Gruppenebene · Portfolio
Produktgruppen-Deckungsbeitrag
Produktgruppen-DB = Σ DB aller Produkte der Gruppe
Aggregiert die Einzeldeckungsbeiträge verwandter Produkte zu einem Gruppenwert. Sinnvoll, wenn Produkte einer Linie gemeinsame Ressourcen oder Fixkosten teilen – dann lässt sich die Rentabilität der Gruppe als Ganzes beurteilen, auch wenn einzelne Produkte negative DB aufweisen.
Beispiel: Produkt A (DB 20.000 €) + Produkt B (DB −3.000 €) + Produkt C (DB 8.000 €) = 25.000 € Produktgruppen-DB. Die Gruppe ist profitabel, auch wenn B allein Verlust macht.
Grundlage für Portfolio-Entscheidungen: Wann lohnt es, ein Verlustprodukt im Sortiment zu behalten?
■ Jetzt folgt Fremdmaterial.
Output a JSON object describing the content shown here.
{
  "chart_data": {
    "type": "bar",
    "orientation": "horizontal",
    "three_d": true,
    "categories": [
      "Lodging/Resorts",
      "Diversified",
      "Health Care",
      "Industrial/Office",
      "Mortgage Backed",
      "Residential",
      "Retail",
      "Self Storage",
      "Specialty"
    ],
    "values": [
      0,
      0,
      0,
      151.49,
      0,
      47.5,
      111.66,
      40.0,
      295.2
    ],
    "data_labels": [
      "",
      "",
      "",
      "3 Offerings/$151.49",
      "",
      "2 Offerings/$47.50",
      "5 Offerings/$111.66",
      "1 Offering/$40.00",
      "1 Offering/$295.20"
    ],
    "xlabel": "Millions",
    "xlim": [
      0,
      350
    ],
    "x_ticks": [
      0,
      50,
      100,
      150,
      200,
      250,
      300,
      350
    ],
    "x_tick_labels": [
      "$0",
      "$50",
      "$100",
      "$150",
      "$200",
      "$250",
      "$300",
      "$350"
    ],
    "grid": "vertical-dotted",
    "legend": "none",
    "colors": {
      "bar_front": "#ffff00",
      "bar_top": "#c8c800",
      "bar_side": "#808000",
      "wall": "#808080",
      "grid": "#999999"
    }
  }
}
Bereichsebene · Controlling
Bereichsdeckungsbeitrag
Bereichs-DB = Gesamtdeckungsbeitrag − Bereichsfixkosten
Bewertet die Rentabilität eines Geschäftsbereichs, einer Abteilung oder eines Profit Centers. Vom Gesamtdeckungsbeitrag des Bereichs werden die Fixkosten abgezogen, die dem Bereich direkt zugerechnet werden können – ohne die Unternehmensfixkosten, die global anfallen.
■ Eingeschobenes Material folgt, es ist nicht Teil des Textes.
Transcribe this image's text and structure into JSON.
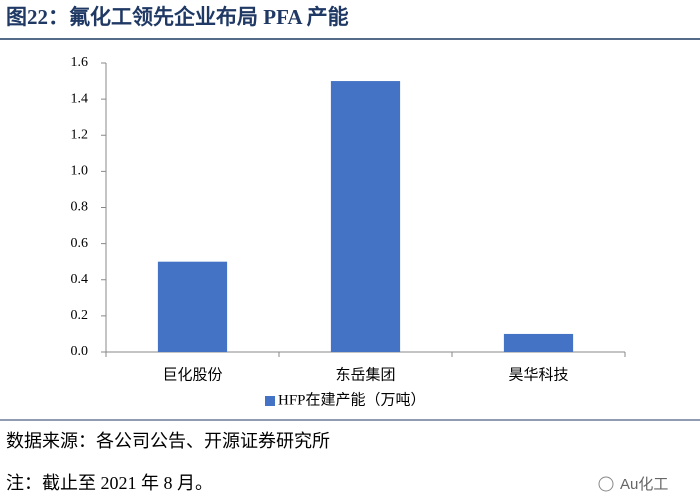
{
  "chart_data": {
    "type": "bar",
    "title": "图22：氟化工领先企业布局 PFA 产能",
    "categories": [
      "巨化股份",
      "东岳集团",
      "昊华科技"
    ],
    "series": [
      {
        "name": "HFP在建产能（万吨）",
        "color": "#4472c4",
        "values": [
          0.5,
          1.5,
          0.1
        ]
      }
    ],
    "ylim": [
      0,
      1.6
    ],
    "yticks": [
      {
        "value": 0,
        "label": "0.0"
      },
      0.2,
      0.4,
      0.6,
      0.8,
      {
        "value": 1,
        "label": "1.0"
      },
      1.2,
      1.4,
      1.6
    ],
    "grid": false,
    "legend": "bottom",
    "source": "数据来源：各公司公告、开源证券研究所",
    "note": "注：截止至 2021 年 8 月。",
    "watermark": "Au化工"
  }
}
Beispiel: Bereich Marketing-Produkte: DB 20.000 € − Bereichsfixkosten 8.000 € = 12.000 € Bereichs-DB.
Steuerungsgröße im Profit-Center-Controlling: Der Bereichsleiter verantwortet genau diesen Wert.
Darstellungsform · Betrag
Absoluter Deckungsbeitrag
Absoluter DB = Umsatzerlöse − variable Kosten (in €)
Der Deckungsbeitrag in Euro – im Gegensatz zur prozentualen DB-Quote. Der absolute DB gibt den konkreten Geldbestand an, der zur Deckung der Fixkosten verfügbar ist. Stärke: zeigt das tatsächliche Volumen; Schwäche: lässt sich ohne Umsatzbezug nicht gut mit anderen Produkten vergleichen.
Beispiel: Produkt X erzielt einen absoluten DB von 20.000 €; Produkt Y einen DB von 5.000 € – obwohl Y eine höhere DB-Quote haben könnte, wenn sein Umsatz geringer ist.
Für Budgetentscheidungen zählt der absolute DB: Welches Produkt bringt mehr Geld in die Fixkostendeckung?
Darstellungsform · Effizienz
Relativer Deckungsbeitrag
Rel. DB = Absoluter DB ÷ Engpassgröße (z. B. Maschinenstunden)
Setzt den Deckungsbeitrag ins Verhältnis zu einer knappen Ressource (Engpass) – z. B. Maschinenstunden, Lagerplatz oder Arbeitskräfte. Bei Engpässen ist der relative DB die entscheidende Kennzahl für die Produktionsprogramm-Optimierung: Produziere das, was pro Engpasseinheit den höchsten Deckungsbeitrag bringt.
Beispiel: Produkt A: DB 20 € / 2 Maschinenstunden = 10 €/h. Produkt B: DB 15 € / 1 Maschinenstunde = 15 €/h. Trotz niedrigerem absolutem DB ist B bei Engpass profitabler.
Grundlage der linearen Programmierung und der Engpassrechnung (Theory of Constraints).